Riappropriarsi della democrazia

Condividi su...

Come si riconquista la democrazia? Sembra rispondere a questa domanda il breve e denso saggio del Segretario del Pontificio Consiglio della Giustizia e della Pace intitolato «Riappropriarsi della democrazia». Un modo di rispondere ad un’urgenza storica ineludibile. E all’invito che Papa  Francesco ripete spesso come  il 28 ottobre scorso ai nuovi movimenti popolari e il 25 novembre al Parlamento europeo: rivitalizzare quella forma di governo e di vita politica che molti popoli hanno scelto come propria ma che attualmente appare svigorita e omologata su schemi culturali che ne uccidono l’anima.
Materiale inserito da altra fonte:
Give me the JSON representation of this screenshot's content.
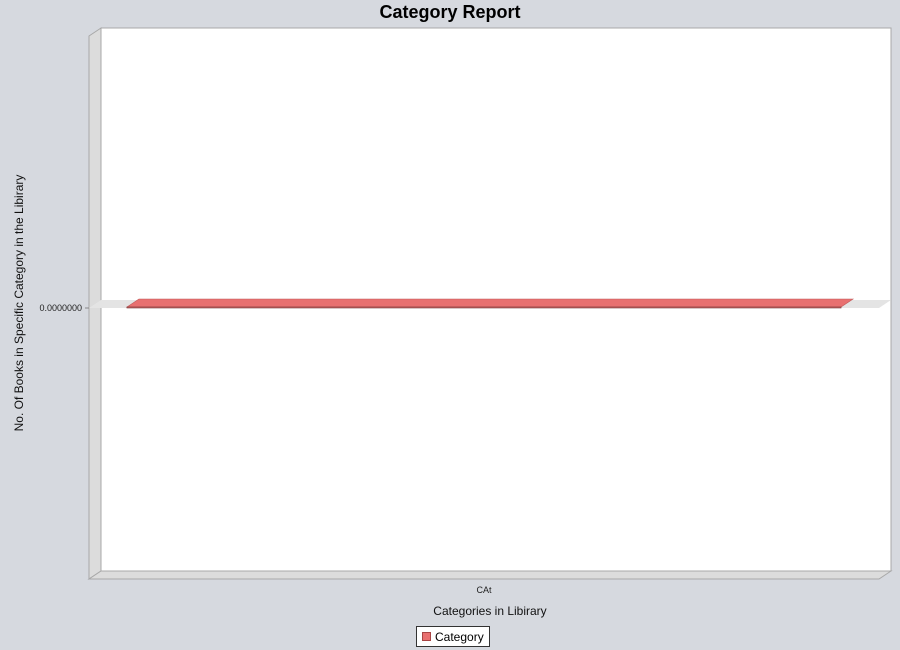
{
  "chart_data": {
    "type": "bar",
    "style": "3d",
    "title": "Category Report",
    "xlabel": "Categories in Libirary",
    "ylabel": "No. Of Books in Specific Category in the Libirary",
    "categories": [
      "CAt"
    ],
    "series": [
      {
        "name": "Category",
        "values": [
          0
        ],
        "color": "#e87070"
      }
    ],
    "y_tick_labels": [
      "0.0000000"
    ],
    "legend": "bottom-center",
    "grid": false
  }
}
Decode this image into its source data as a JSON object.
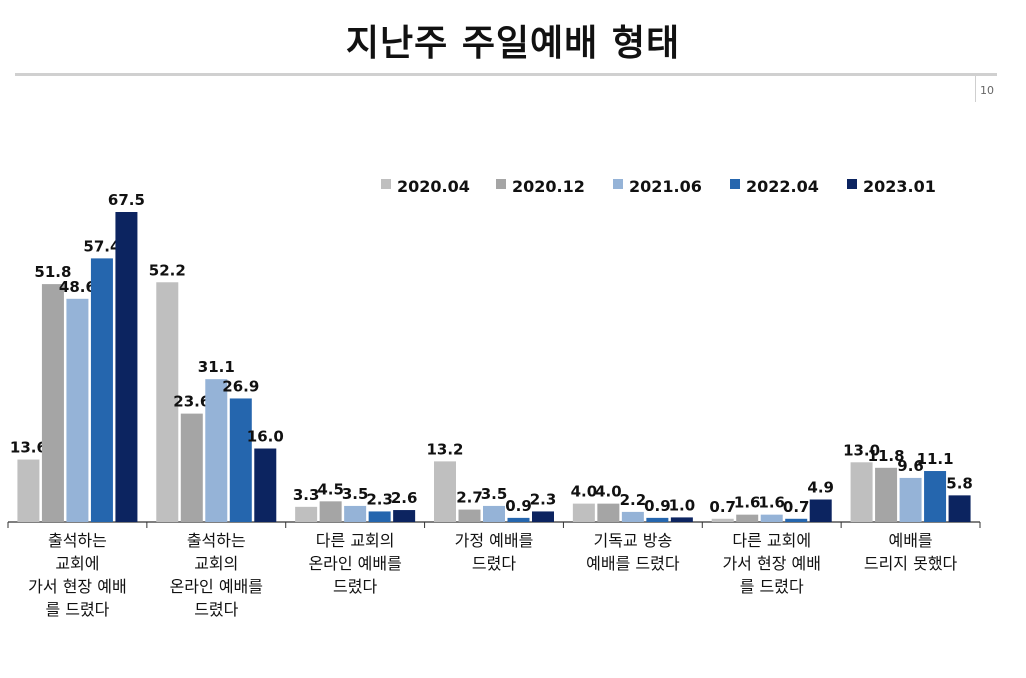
{
  "title": "지난주 주일예배 형태",
  "page_number": "10",
  "chart_data": {
    "type": "bar",
    "title": "",
    "xlabel": "",
    "ylabel": "",
    "ylim": [
      0,
      70
    ],
    "grid": false,
    "legend_position": "top-right",
    "categories": [
      [
        "출석하는",
        "교회에",
        "가서 현장 예배",
        "를 드렸다"
      ],
      [
        "출석하는",
        "교회의",
        "온라인 예배를",
        "드렸다"
      ],
      [
        "다른 교회의",
        "온라인 예배를",
        "드렸다"
      ],
      [
        "가정 예배를",
        "드렸다"
      ],
      [
        "기독교 방송",
        "예배를 드렸다"
      ],
      [
        "다른 교회에",
        "가서 현장 예배",
        "를 드렸다"
      ],
      [
        "예배를",
        "드리지 못했다"
      ]
    ],
    "series": [
      {
        "name": "2020.04",
        "color": "#bfbfbf",
        "values": [
          13.6,
          52.2,
          3.3,
          13.2,
          4.0,
          0.7,
          13.0
        ]
      },
      {
        "name": "2020.12",
        "color": "#a5a5a5",
        "values": [
          51.8,
          23.6,
          4.5,
          2.7,
          4.0,
          1.6,
          11.8
        ]
      },
      {
        "name": "2021.06",
        "color": "#95b3d7",
        "values": [
          48.6,
          31.1,
          3.5,
          3.5,
          2.2,
          1.6,
          9.6
        ]
      },
      {
        "name": "2022.04",
        "color": "#2566ae",
        "values": [
          57.4,
          26.9,
          2.3,
          0.9,
          0.9,
          0.7,
          11.1
        ]
      },
      {
        "name": "2023.01",
        "color": "#0c2460",
        "values": [
          67.5,
          16.0,
          2.6,
          2.3,
          1.0,
          4.9,
          5.8
        ]
      }
    ]
  }
}
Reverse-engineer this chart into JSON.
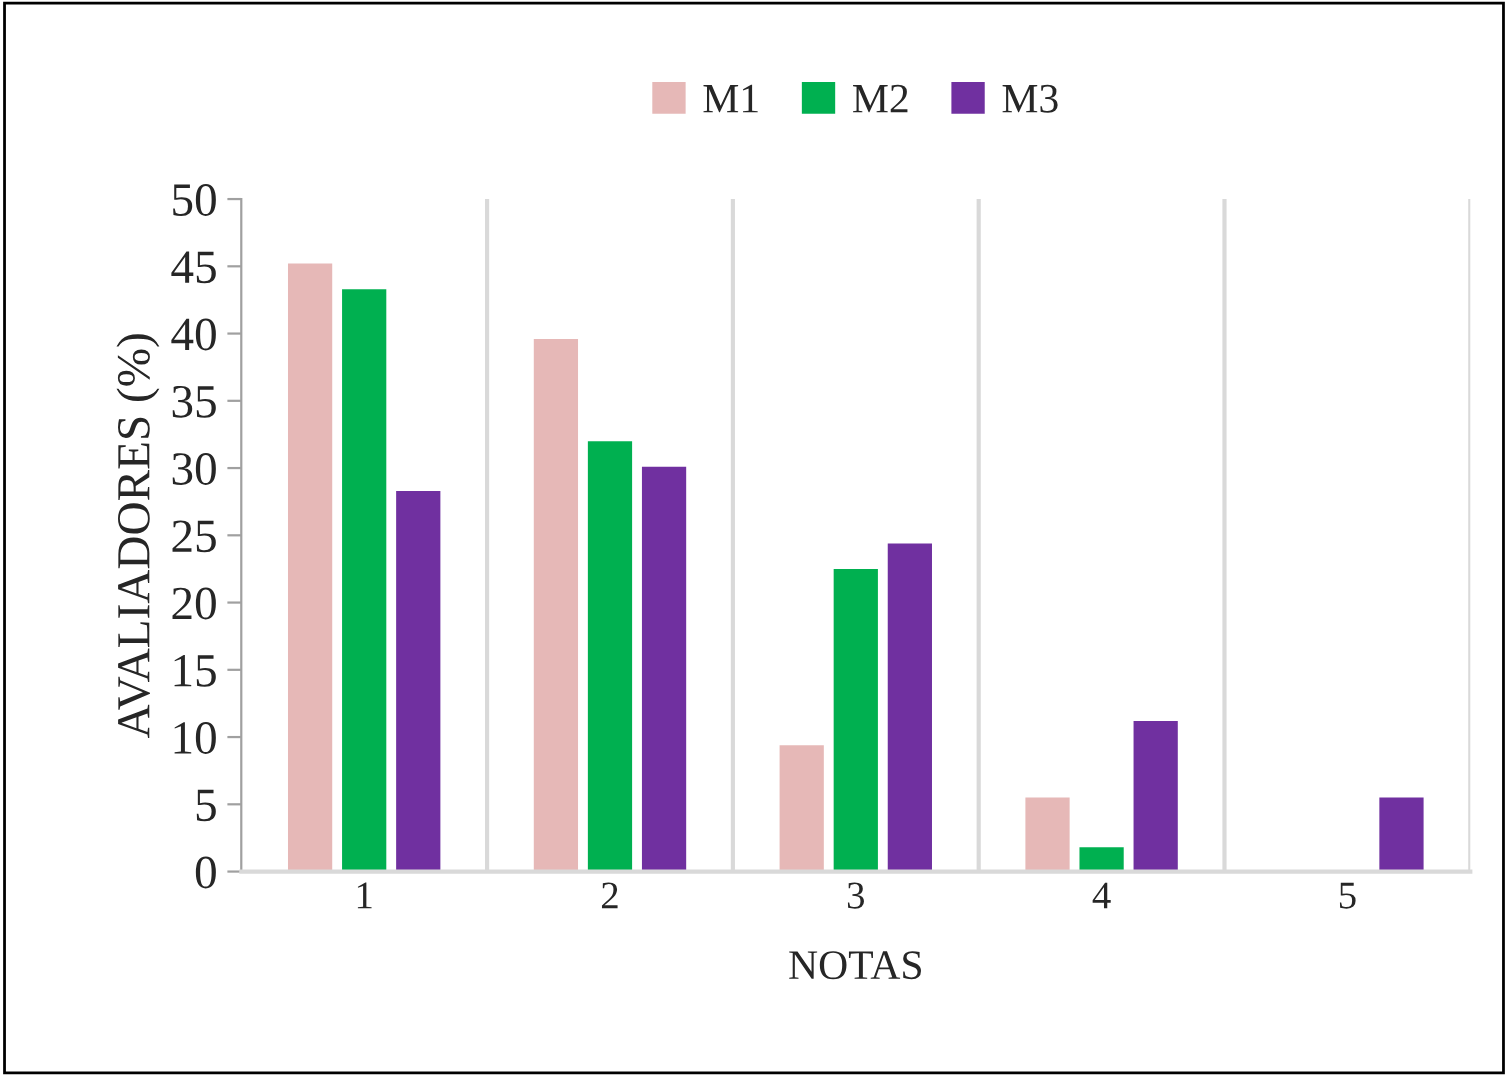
{
  "chart_data": {
    "type": "bar",
    "xlabel": "NOTAS",
    "ylabel": "AVALIADORES (%)",
    "categories": [
      "1",
      "2",
      "3",
      "4",
      "5"
    ],
    "series": [
      {
        "name": "M1",
        "color": "#e6b8b7",
        "values": [
          45.2,
          39.6,
          9.4,
          5.5,
          0
        ]
      },
      {
        "name": "M2",
        "color": "#00b050",
        "values": [
          43.3,
          32.0,
          22.5,
          1.8,
          0
        ]
      },
      {
        "name": "M3",
        "color": "#7030a0",
        "values": [
          28.3,
          30.1,
          24.4,
          11.2,
          5.5
        ]
      }
    ],
    "ylim": [
      0,
      50
    ],
    "yticks": [
      0,
      5,
      10,
      15,
      20,
      25,
      30,
      35,
      40,
      45,
      50
    ],
    "grid": "x",
    "legend": "top"
  }
}
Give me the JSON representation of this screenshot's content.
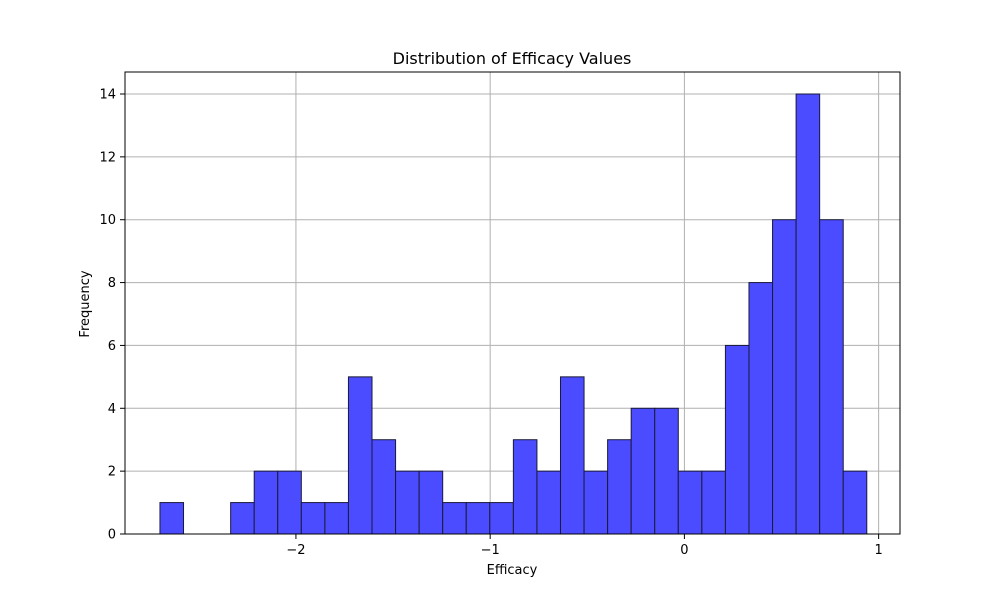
{
  "chart_data": {
    "type": "bar",
    "title": "Distribution of Efficacy Values",
    "xlabel": "Efficacy",
    "ylabel": "Frequency",
    "xlim": [
      -2.88,
      1.11
    ],
    "ylim": [
      0,
      14.7
    ],
    "xticks": [
      -2,
      -1,
      0,
      1
    ],
    "xtick_labels": [
      "−2",
      "−1",
      "0",
      "1"
    ],
    "yticks": [
      0,
      2,
      4,
      6,
      8,
      10,
      12,
      14
    ],
    "ytick_labels": [
      "0",
      "2",
      "4",
      "6",
      "8",
      "10",
      "12",
      "14"
    ],
    "grid": true,
    "bar_color": "#4b4bff",
    "edge_color": "#1a1a3a",
    "bins": {
      "start": -2.7,
      "width": 0.1213,
      "counts": [
        1,
        0,
        0,
        1,
        2,
        2,
        1,
        1,
        5,
        3,
        2,
        2,
        1,
        1,
        1,
        3,
        2,
        5,
        2,
        3,
        4,
        4,
        2,
        2,
        6,
        8,
        10,
        14,
        10,
        2
      ]
    }
  }
}
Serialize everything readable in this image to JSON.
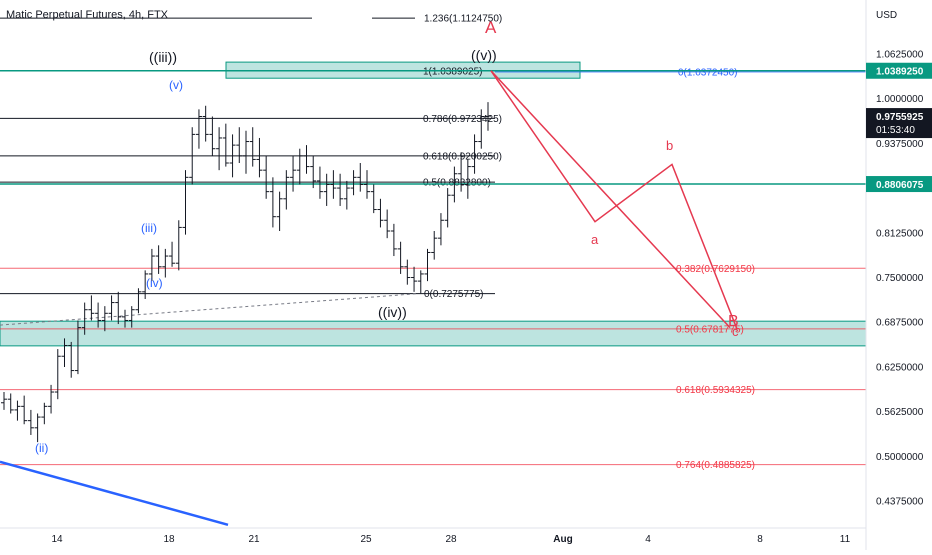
{
  "header": {
    "title": "Matic Perpetual Futures, 4h, FTX"
  },
  "colors": {
    "fib_black": "#131722",
    "fib_red": "#f23645",
    "fib_blue": "#2962ff",
    "teal": "#089981",
    "zone_fill": "#b2dfdb",
    "wave_red": "#e53950",
    "wave_blue": "#2962ff",
    "candle": "#131722"
  },
  "chart_data": {
    "type": "candlestick",
    "symbol": "Matic Perpetual Futures",
    "timeframe": "4h",
    "exchange": "FTX",
    "currency": "USD",
    "ylim": [
      0.4,
      1.128
    ],
    "x_ticks": [
      "14",
      "18",
      "21",
      "25",
      "28",
      "Aug",
      "4",
      "8",
      "11"
    ],
    "y_ticks": [
      "1.0625000",
      "1.0000000",
      "0.9375000",
      "0.8750000",
      "0.8125000",
      "0.7500000",
      "0.6875000",
      "0.6250000",
      "0.5625000",
      "0.5000000",
      "0.4375000"
    ],
    "price_badges": [
      {
        "label": "1.0389250",
        "value": 1.038925,
        "style": "teal"
      },
      {
        "label": "0.9755925",
        "value": 0.9755925,
        "style": "dark",
        "countdown": "01:53:40"
      },
      {
        "label": "0.8806075",
        "value": 0.8806075,
        "style": "teal"
      }
    ],
    "fib_black": [
      {
        "label": "1.236(1.1124750)",
        "value": 1.112475
      },
      {
        "label": "1(1.0389025)",
        "value": 1.0389025
      },
      {
        "label": "0.786(0.9723425)",
        "value": 0.9723425
      },
      {
        "label": "0.618(0.9200250)",
        "value": 0.920025
      },
      {
        "label": "0.5(0.8832800)",
        "value": 0.88328
      },
      {
        "label": "0(0.7275775)",
        "value": 0.7275775
      }
    ],
    "fib_blue": [
      {
        "label": "0(1.0372450)",
        "value": 1.037245
      }
    ],
    "fib_red": [
      {
        "label": "0.382(0.7629150)",
        "value": 0.762915
      },
      {
        "label": "0.5(0.6781775)",
        "value": 0.6781775
      },
      {
        "label": "0.618(0.5934325)",
        "value": 0.5934325
      },
      {
        "label": "0.764(0.4885825)",
        "value": 0.4885825
      }
    ],
    "zones": [
      {
        "name": "upper-zone",
        "low": 1.0285,
        "high": 1.051
      },
      {
        "name": "lower-zone",
        "low": 0.6545,
        "high": 0.689
      }
    ],
    "wave_labels_black": [
      "((iii))",
      "((v))",
      "((iv))"
    ],
    "wave_labels_blue": [
      "(v)",
      "(iii)",
      "(iv)",
      "(ii)"
    ],
    "wave_labels_red": [
      "A",
      "a",
      "b",
      "B",
      "c"
    ],
    "projection": [
      {
        "label": "start",
        "price": 1.0389
      },
      {
        "label": "a",
        "price": 0.828
      },
      {
        "label": "b",
        "price": 0.908
      },
      {
        "label": "c",
        "price": 0.678
      }
    ],
    "candles": [
      [
        0.575,
        0.59,
        0.565,
        0.58
      ],
      [
        0.58,
        0.588,
        0.56,
        0.565
      ],
      [
        0.565,
        0.578,
        0.55,
        0.57
      ],
      [
        0.57,
        0.585,
        0.545,
        0.55
      ],
      [
        0.55,
        0.565,
        0.53,
        0.54
      ],
      [
        0.54,
        0.56,
        0.52,
        0.555
      ],
      [
        0.555,
        0.575,
        0.545,
        0.57
      ],
      [
        0.57,
        0.6,
        0.56,
        0.59
      ],
      [
        0.59,
        0.65,
        0.58,
        0.64
      ],
      [
        0.64,
        0.665,
        0.625,
        0.655
      ],
      [
        0.655,
        0.66,
        0.61,
        0.62
      ],
      [
        0.62,
        0.69,
        0.615,
        0.68
      ],
      [
        0.68,
        0.715,
        0.67,
        0.705
      ],
      [
        0.705,
        0.725,
        0.69,
        0.7
      ],
      [
        0.7,
        0.715,
        0.68,
        0.69
      ],
      [
        0.69,
        0.71,
        0.675,
        0.7
      ],
      [
        0.7,
        0.725,
        0.69,
        0.715
      ],
      [
        0.715,
        0.73,
        0.685,
        0.695
      ],
      [
        0.695,
        0.705,
        0.68,
        0.69
      ],
      [
        0.69,
        0.71,
        0.68,
        0.705
      ],
      [
        0.705,
        0.735,
        0.7,
        0.73
      ],
      [
        0.73,
        0.76,
        0.72,
        0.755
      ],
      [
        0.755,
        0.79,
        0.745,
        0.78
      ],
      [
        0.78,
        0.795,
        0.755,
        0.765
      ],
      [
        0.765,
        0.79,
        0.75,
        0.78
      ],
      [
        0.78,
        0.8,
        0.765,
        0.77
      ],
      [
        0.77,
        0.83,
        0.76,
        0.82
      ],
      [
        0.82,
        0.9,
        0.81,
        0.89
      ],
      [
        0.89,
        0.96,
        0.88,
        0.95
      ],
      [
        0.95,
        0.985,
        0.93,
        0.975
      ],
      [
        0.975,
        0.99,
        0.94,
        0.95
      ],
      [
        0.95,
        0.975,
        0.92,
        0.93
      ],
      [
        0.93,
        0.96,
        0.9,
        0.945
      ],
      [
        0.945,
        0.965,
        0.905,
        0.91
      ],
      [
        0.91,
        0.95,
        0.89,
        0.935
      ],
      [
        0.935,
        0.96,
        0.91,
        0.92
      ],
      [
        0.92,
        0.955,
        0.895,
        0.94
      ],
      [
        0.94,
        0.96,
        0.905,
        0.915
      ],
      [
        0.915,
        0.945,
        0.89,
        0.9
      ],
      [
        0.9,
        0.92,
        0.86,
        0.87
      ],
      [
        0.87,
        0.89,
        0.82,
        0.835
      ],
      [
        0.835,
        0.87,
        0.815,
        0.86
      ],
      [
        0.86,
        0.9,
        0.845,
        0.89
      ],
      [
        0.89,
        0.92,
        0.87,
        0.9
      ],
      [
        0.9,
        0.93,
        0.88,
        0.92
      ],
      [
        0.92,
        0.935,
        0.895,
        0.905
      ],
      [
        0.905,
        0.92,
        0.875,
        0.885
      ],
      [
        0.885,
        0.905,
        0.86,
        0.87
      ],
      [
        0.87,
        0.895,
        0.85,
        0.88
      ],
      [
        0.88,
        0.9,
        0.86,
        0.875
      ],
      [
        0.875,
        0.895,
        0.85,
        0.86
      ],
      [
        0.86,
        0.885,
        0.845,
        0.875
      ],
      [
        0.875,
        0.9,
        0.865,
        0.89
      ],
      [
        0.89,
        0.91,
        0.87,
        0.88
      ],
      [
        0.88,
        0.9,
        0.86,
        0.87
      ],
      [
        0.87,
        0.88,
        0.84,
        0.845
      ],
      [
        0.845,
        0.86,
        0.82,
        0.83
      ],
      [
        0.83,
        0.845,
        0.805,
        0.815
      ],
      [
        0.815,
        0.825,
        0.78,
        0.79
      ],
      [
        0.79,
        0.8,
        0.755,
        0.765
      ],
      [
        0.765,
        0.775,
        0.74,
        0.75
      ],
      [
        0.75,
        0.765,
        0.73,
        0.745
      ],
      [
        0.745,
        0.76,
        0.728,
        0.755
      ],
      [
        0.755,
        0.79,
        0.745,
        0.785
      ],
      [
        0.785,
        0.815,
        0.775,
        0.805
      ],
      [
        0.805,
        0.84,
        0.795,
        0.83
      ],
      [
        0.83,
        0.875,
        0.82,
        0.865
      ],
      [
        0.865,
        0.905,
        0.855,
        0.895
      ],
      [
        0.895,
        0.925,
        0.87,
        0.88
      ],
      [
        0.88,
        0.915,
        0.86,
        0.905
      ],
      [
        0.905,
        0.95,
        0.895,
        0.94
      ],
      [
        0.94,
        0.985,
        0.93,
        0.975
      ],
      [
        0.975,
        0.995,
        0.955,
        0.9756
      ]
    ]
  }
}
Non si tratta, allora, di «riappropriarsi» della democrazia, così come oggi si presenta, ossia in preda a populismi, oligarchismi e paternalismi, che in definitiva espropriano i cittadini della loro «sovranità». Si tratta, invece, di recuperarne il progetto originario, maturato nel tempo, attraverso riforme profonde dello Stato assoluto e liberal-borghese, per approdare allo Stato di diritto, sociale e democratico, di comunione e di partecipazione. Al centro dei processi politici deve stare il popolo, considerato soprattutto come un «noi-unione morale» di cittadini liberi, responsabili della gestione della res pubblica, attraverso rappresentanti e protagonismo civile. Occorre, dunque, vivere la dimensione antropologica, relazionale ed etica della democrazia: quell’ideale storico concreto che la concepisce in senso personalista e comunitario, aperto alla trascendenza, e che implica l’inclusione dei nuovi poveri, dei lavoratori invisibili, paradossalmente senza diritti, nonché dei nuovi movimenti che riuniscono gli emigrati, i senza casa, lavoro e terra. Le vie di realizzazione di una «democrazia ad alta intensità», imperniata sulla dignità e sulla trascendenza della persona, sono molteplici: l’abbattimento delle cause strutturali della povertà, l’offerta a tutti dell’istruzione, del lavoro, della sicurezza sanitaria, della casa, un’economia e mercati inclusivi, la cura dei beni collettivi, la riforma dei partiti, dei sindacati e delle istituzioni pubbliche, che alcuni studiosi, tra cui Colin Crouch e Ralf Dahrendorf,  non hanno esitato a definire post-democratiche. Solo così si possono abbattere quel neoindividualismo libertario e quella cultura dell’indifferenza e dello scarto che come tarli voraci svuotano il grande albero della democrazia sociale, partecipativa ed inclusiva.

M. TOSO, Riappropriarsi della Democrazia, Libreria Editrice Vaticana, Città del Vaticano 2014, pp. 63.